Furious, Jacques elbowed her out of the way. Gregori stepped between them, his pale eyes flowing over Celeste like mercury, glittering with a calm, cold menace, with a terrible rebuke. “There is no question that I will be the one to heal her. And she will be healed. While I perform this task I want only those who believe completely to attend. Go now if you cannot give me this aid. I must have only complete conviction in my mind and the minds of those around us. She will live because there is no other alternative.”

Gregori placed his hands over the wounds, closed his eyes, and went seeking out of his own body and into the one lying so hideously wounded, as still as death.

Mikhail felt Raven’s stirring of pain. She flinched, tried to move away, tried to fade so that this new, painful sensation could not touch her. Mikhail surrounded her effortlessly, held her still for Gregori to do the intricate work of repairing damaged organs. Relax into it, little one. I am here in this place with you.

I can’t do this.It was more a feeling than words. So much pain. Choose for us, then, Raven. You will not go alone.

“No!” Jacques’s protest was sharp. “I know what you do, Mikhail. Drink now or I will not continue the transfusion.”

Fury welled up, shook Mikhail out of his semistupor. Jacques met the rage in his dark eyes with deliberate calm. “You are too weak from loss of blood to oppose me.”

“Then let me feed.” There was cold fury, black as night in those words. Pure menace, the threat of death.

Jacques exposed his throat without hesitating, managing to prevent a groan of pain as Mikhail bit deep, fed hungrily, ferociously, like a savage animal. Jacques did not struggle or make a sound, offering up his life for his brother and Raven. Eric moved toward them as Jacques’s knees buckled and he sat down hard, but Jacques motioned him away.

Mikhail lifted his head abruptly, his shadowed features so haunted and grief-stricken, Jacques ached for him. “Forgive me, Jacques.
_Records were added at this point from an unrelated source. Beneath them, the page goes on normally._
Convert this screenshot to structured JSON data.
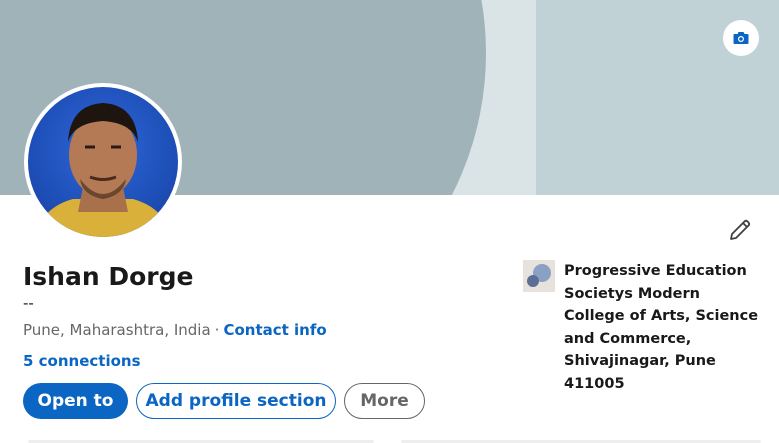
{
  "profile": {
    "name": "Ishan Dorge",
    "headline": "--",
    "location": "Pune, Maharashtra, India",
    "separator": "·",
    "contact_info_label": "Contact info",
    "connections_label": "5 connections"
  },
  "actions": {
    "open_to_label": "Open to",
    "add_section_label": "Add profile section",
    "more_label": "More"
  },
  "education": {
    "school_name": "Progressive Education Societys Modern College of Arts, Science and Commerce, Shivajinagar, Pune 411005"
  },
  "icons": {
    "camera": "camera-icon",
    "edit": "pencil-icon"
  },
  "colors": {
    "accent": "#0a66c2",
    "banner": "#a0b3b8"
  }
}
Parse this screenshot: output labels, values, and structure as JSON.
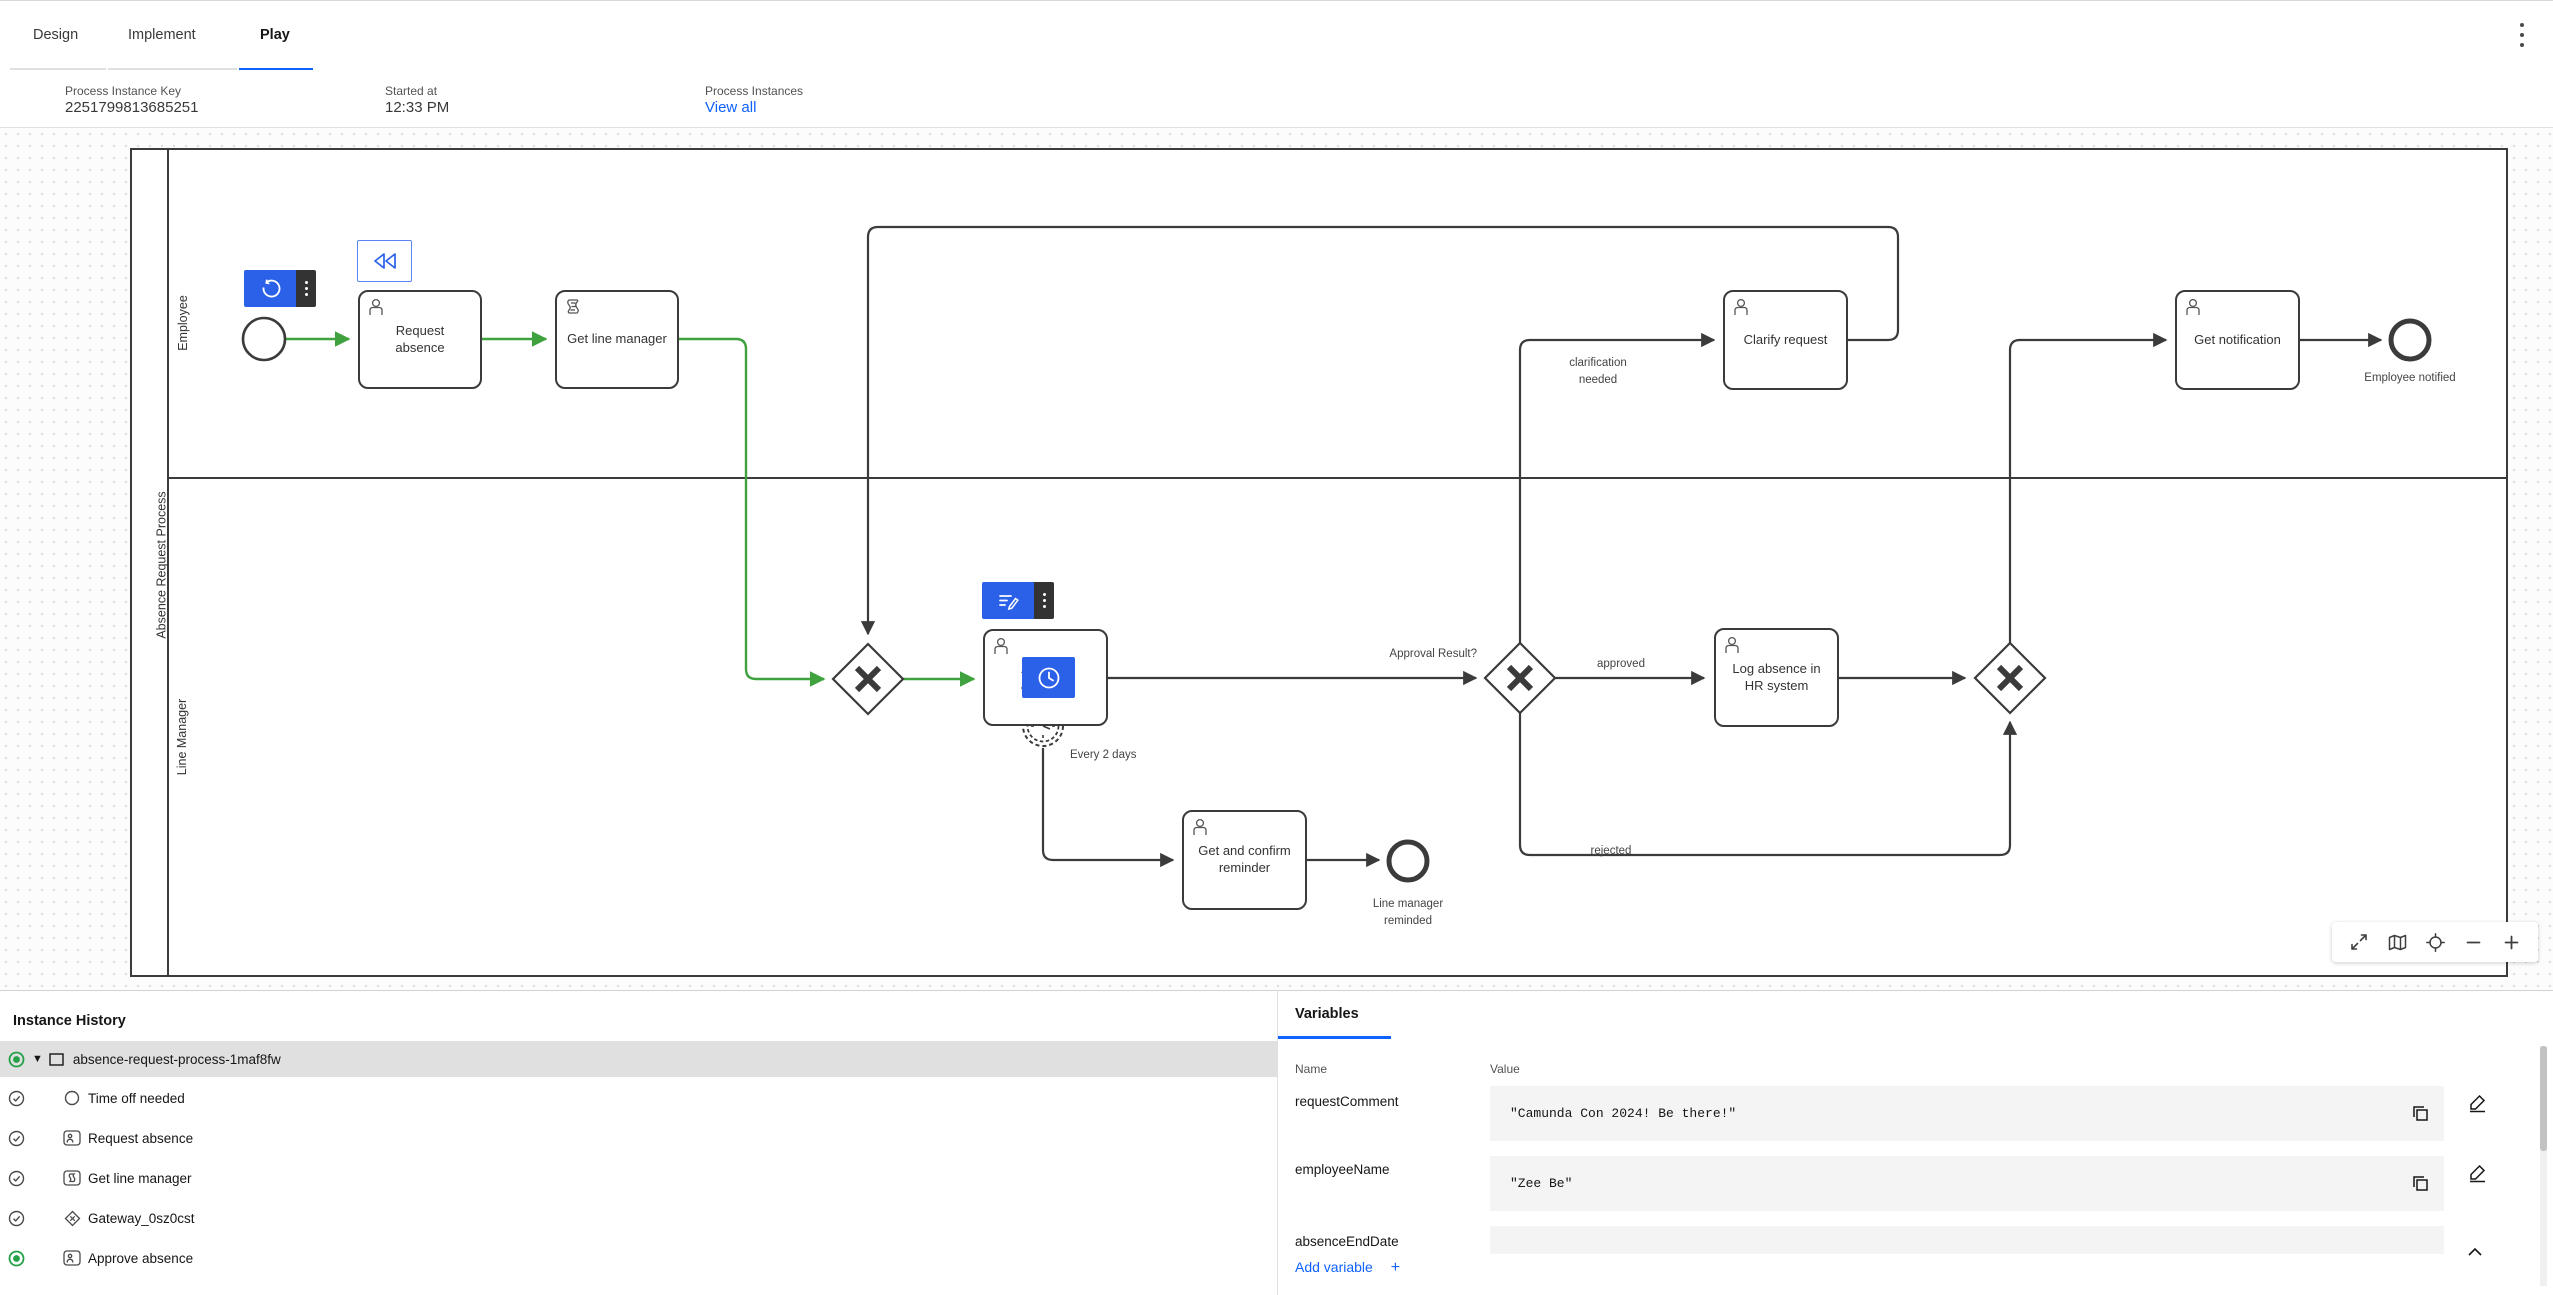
{
  "tabs": {
    "design": "Design",
    "implement": "Implement",
    "play": "Play"
  },
  "info": {
    "key_label": "Process Instance Key",
    "key_value": "2251799813685251",
    "started_label": "Started at",
    "started_value": "12:33 PM",
    "instances_label": "Process Instances",
    "view_all": "View all"
  },
  "diagram": {
    "pool_label": "Absence Request Process",
    "lanes": {
      "top": "Employee",
      "bottom": "Line Manager"
    },
    "tasks": {
      "request_absence": "Request absence",
      "get_line_manager": "Get line manager",
      "clarify_request": "Clarify request",
      "get_notification": "Get notification",
      "approve_absence": "Approve absence",
      "log_absence": "Log absence in HR system",
      "get_confirm_reminder": "Get and confirm reminder"
    },
    "flow_labels": {
      "clarification_needed": "clarification needed",
      "approval_result": "Approval Result?",
      "approved": "approved",
      "rejected": "rejected",
      "every_2_days": "Every 2 days"
    },
    "event_labels": {
      "employee_notified": "Employee notified",
      "line_manager_reminded": "Line manager reminded"
    }
  },
  "history": {
    "title": "Instance History",
    "root_label": "absence-request-process-1maf8fw",
    "items": [
      {
        "label": "Time off needed",
        "icon": "start-event",
        "status": "completed"
      },
      {
        "label": "Request absence",
        "icon": "user-task",
        "status": "completed"
      },
      {
        "label": "Get line manager",
        "icon": "script-task",
        "status": "completed"
      },
      {
        "label": "Gateway_0sz0cst",
        "icon": "gateway",
        "status": "completed"
      },
      {
        "label": "Approve absence",
        "icon": "user-task",
        "status": "active"
      }
    ]
  },
  "variables": {
    "tab_label": "Variables",
    "name_col": "Name",
    "value_col": "Value",
    "rows": [
      {
        "name": "requestComment",
        "value": "\"Camunda Con 2024! Be there!\""
      },
      {
        "name": "employeeName",
        "value": "\"Zee Be\""
      },
      {
        "name": "absenceEndDate",
        "value": ""
      }
    ],
    "add_label": "Add variable",
    "add_plus": "+"
  },
  "colors": {
    "accent_blue": "#0f62fe",
    "overlay_blue": "#2b61e9",
    "flow_green": "#3fa23f",
    "status_green": "#24a148",
    "shape_stroke": "#3b3b3b"
  }
}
There is no excuse for my treatment of you.”

“There is nothing to forgive when I offer freely,” Jacques whispered raggedly. Eric moved immediately to his side, supplying Jacques with blood.

“How could anyone do such a thing to her? She is so good, so courageous. She risked her life to help a stranger. How could someone want to harm her?” Mikhail asked, raising his eyes toward the heavens. Silence was his only answer.